Raphael bristled, but that was the law: a Roman soldier could conscript a man to carry his gear one mile. Jesus, exhausted from the day’s work, sighed, but the Roman thrust him his shield and a pack. “Take those.”
Jesus shifted Joseph’s work bag so he could heft the additional load. The Roman said, “This way.”
They headed back up the road the way they’d come, and Jesus sent word to Gabriel to tell Mary he’d be home after dark. The Roman said nothing, but Jesus kept looking at him. Finally Jesus said, “Are you injured?”
The Roman glared at him. “Just carry my gear.”
Jesus handed him the waterskin. “Well, regardless, you look thirsty. Here.”
The Roman said, “Are you trying to trick me?”
Jesus said, “It’s water. You’re thirsty. Drink.”
The Roman took the waterskin and drank, then tilted it up and gulped down the whole thing. He gasped, wiping water from his cheeks, then handed the skin back to Jesus.
It grew dark. Jesus said, “Are you stationed in Caparnum?”
The soldier grunted an agreement.
“You got separated from your platoon?”
“I was sent to deliver a message.”
Jesus smiled. “Some of my best friends are messengers.”
The Roman’s voice grew tight. “Well, maybe they know the roads around here better than I do.
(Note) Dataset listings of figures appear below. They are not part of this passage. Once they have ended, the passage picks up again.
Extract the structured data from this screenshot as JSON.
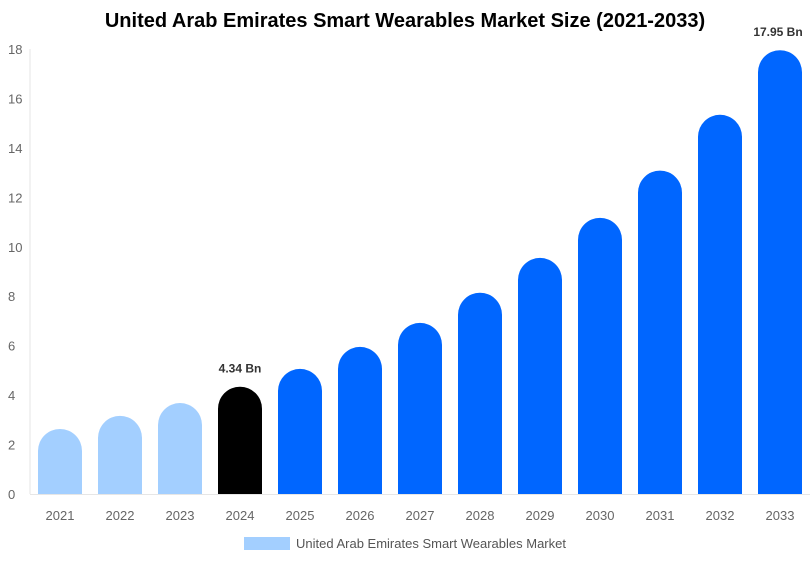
{
  "chart_data": {
    "type": "bar",
    "title": "United Arab Emirates Smart Wearables Market Size (2021-2033)",
    "xlabel": "",
    "ylabel": "",
    "categories": [
      "2021",
      "2022",
      "2023",
      "2024",
      "2025",
      "2026",
      "2027",
      "2028",
      "2029",
      "2030",
      "2031",
      "2032",
      "2033"
    ],
    "series": [
      {
        "name": "United Arab Emirates Smart Wearables Market",
        "values": [
          2.63,
          3.16,
          3.68,
          4.34,
          5.06,
          5.95,
          6.92,
          8.14,
          9.55,
          11.17,
          13.08,
          15.34,
          17.95
        ]
      }
    ],
    "data_labels": {
      "2024": "4.34 Bn",
      "2033": "17.95 Bn"
    },
    "ylim": [
      0,
      18
    ],
    "yticks": [
      0,
      2,
      4,
      6,
      8,
      10,
      12,
      14,
      16,
      18
    ],
    "grid": false,
    "legend_position": "bottom",
    "colors": {
      "historical": "#a3cfff",
      "base_year": "#000000",
      "forecast": "#0066ff"
    }
  }
}
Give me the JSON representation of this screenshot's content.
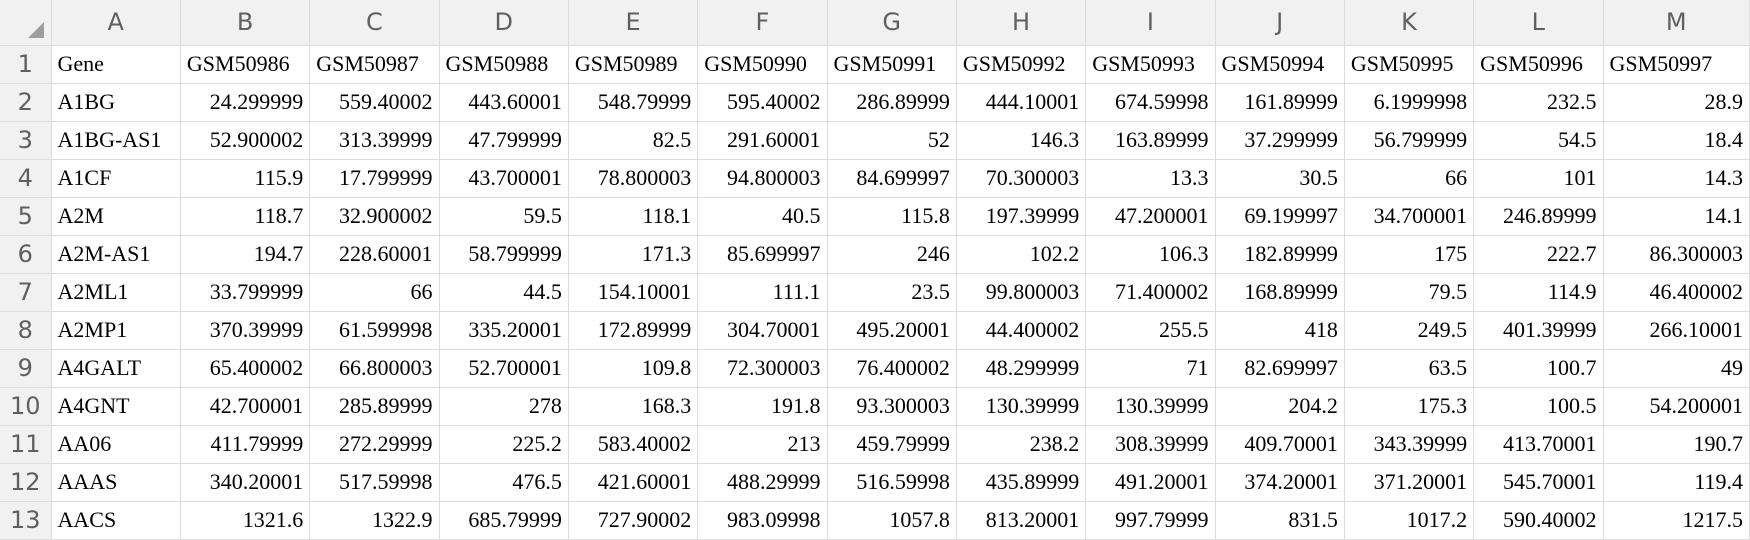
{
  "columns": [
    "A",
    "B",
    "C",
    "D",
    "E",
    "F",
    "G",
    "H",
    "I",
    "J",
    "K",
    "L",
    "M"
  ],
  "rows": [
    {
      "num": "1",
      "cells": [
        "Gene",
        "GSM50986",
        "GSM50987",
        "GSM50988",
        "GSM50989",
        "GSM50990",
        "GSM50991",
        "GSM50992",
        "GSM50993",
        "GSM50994",
        "GSM50995",
        "GSM50996",
        "GSM50997"
      ]
    },
    {
      "num": "2",
      "cells": [
        "A1BG",
        "24.299999",
        "559.40002",
        "443.60001",
        "548.79999",
        "595.40002",
        "286.89999",
        "444.10001",
        "674.59998",
        "161.89999",
        "6.1999998",
        "232.5",
        "28.9"
      ]
    },
    {
      "num": "3",
      "cells": [
        "A1BG-AS1",
        "52.900002",
        "313.39999",
        "47.799999",
        "82.5",
        "291.60001",
        "52",
        "146.3",
        "163.89999",
        "37.299999",
        "56.799999",
        "54.5",
        "18.4"
      ]
    },
    {
      "num": "4",
      "cells": [
        "A1CF",
        "115.9",
        "17.799999",
        "43.700001",
        "78.800003",
        "94.800003",
        "84.699997",
        "70.300003",
        "13.3",
        "30.5",
        "66",
        "101",
        "14.3"
      ]
    },
    {
      "num": "5",
      "cells": [
        "A2M",
        "118.7",
        "32.900002",
        "59.5",
        "118.1",
        "40.5",
        "115.8",
        "197.39999",
        "47.200001",
        "69.199997",
        "34.700001",
        "246.89999",
        "14.1"
      ]
    },
    {
      "num": "6",
      "cells": [
        "A2M-AS1",
        "194.7",
        "228.60001",
        "58.799999",
        "171.3",
        "85.699997",
        "246",
        "102.2",
        "106.3",
        "182.89999",
        "175",
        "222.7",
        "86.300003"
      ]
    },
    {
      "num": "7",
      "cells": [
        "A2ML1",
        "33.799999",
        "66",
        "44.5",
        "154.10001",
        "111.1",
        "23.5",
        "99.800003",
        "71.400002",
        "168.89999",
        "79.5",
        "114.9",
        "46.400002"
      ]
    },
    {
      "num": "8",
      "cells": [
        "A2MP1",
        "370.39999",
        "61.599998",
        "335.20001",
        "172.89999",
        "304.70001",
        "495.20001",
        "44.400002",
        "255.5",
        "418",
        "249.5",
        "401.39999",
        "266.10001"
      ]
    },
    {
      "num": "9",
      "cells": [
        "A4GALT",
        "65.400002",
        "66.800003",
        "52.700001",
        "109.8",
        "72.300003",
        "76.400002",
        "48.299999",
        "71",
        "82.699997",
        "63.5",
        "100.7",
        "49"
      ]
    },
    {
      "num": "10",
      "cells": [
        "A4GNT",
        "42.700001",
        "285.89999",
        "278",
        "168.3",
        "191.8",
        "93.300003",
        "130.39999",
        "130.39999",
        "204.2",
        "175.3",
        "100.5",
        "54.200001"
      ]
    },
    {
      "num": "11",
      "cells": [
        "AA06",
        "411.79999",
        "272.29999",
        "225.2",
        "583.40002",
        "213",
        "459.79999",
        "238.2",
        "308.39999",
        "409.70001",
        "343.39999",
        "413.70001",
        "190.7"
      ]
    },
    {
      "num": "12",
      "cells": [
        "AAAS",
        "340.20001",
        "517.59998",
        "476.5",
        "421.60001",
        "488.29999",
        "516.59998",
        "435.89999",
        "491.20001",
        "374.20001",
        "371.20001",
        "545.70001",
        "119.4"
      ]
    },
    {
      "num": "13",
      "cells": [
        "AACS",
        "1321.6",
        "1322.9",
        "685.79999",
        "727.90002",
        "983.09998",
        "1057.8",
        "813.20001",
        "997.79999",
        "831.5",
        "1017.2",
        "590.40002",
        "1217.5"
      ]
    }
  ]
}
All your towns look the same, so how was I supposed to find the right way to go?”
Jesus said, “Oh, you got lost. That’s why you ran out of water.”
The Roman said, “How did you know that?”
Jesus raised the empty waterskin. “Your own is empty, and you finished off mine. People aren’t overly friendly to Romans, no? You got directed all over the place by the least likely routes. Well, this will get you to Caparnum, and you’ll be back with your centurion.”
The Roman said, “Are you some kind of rabbi?”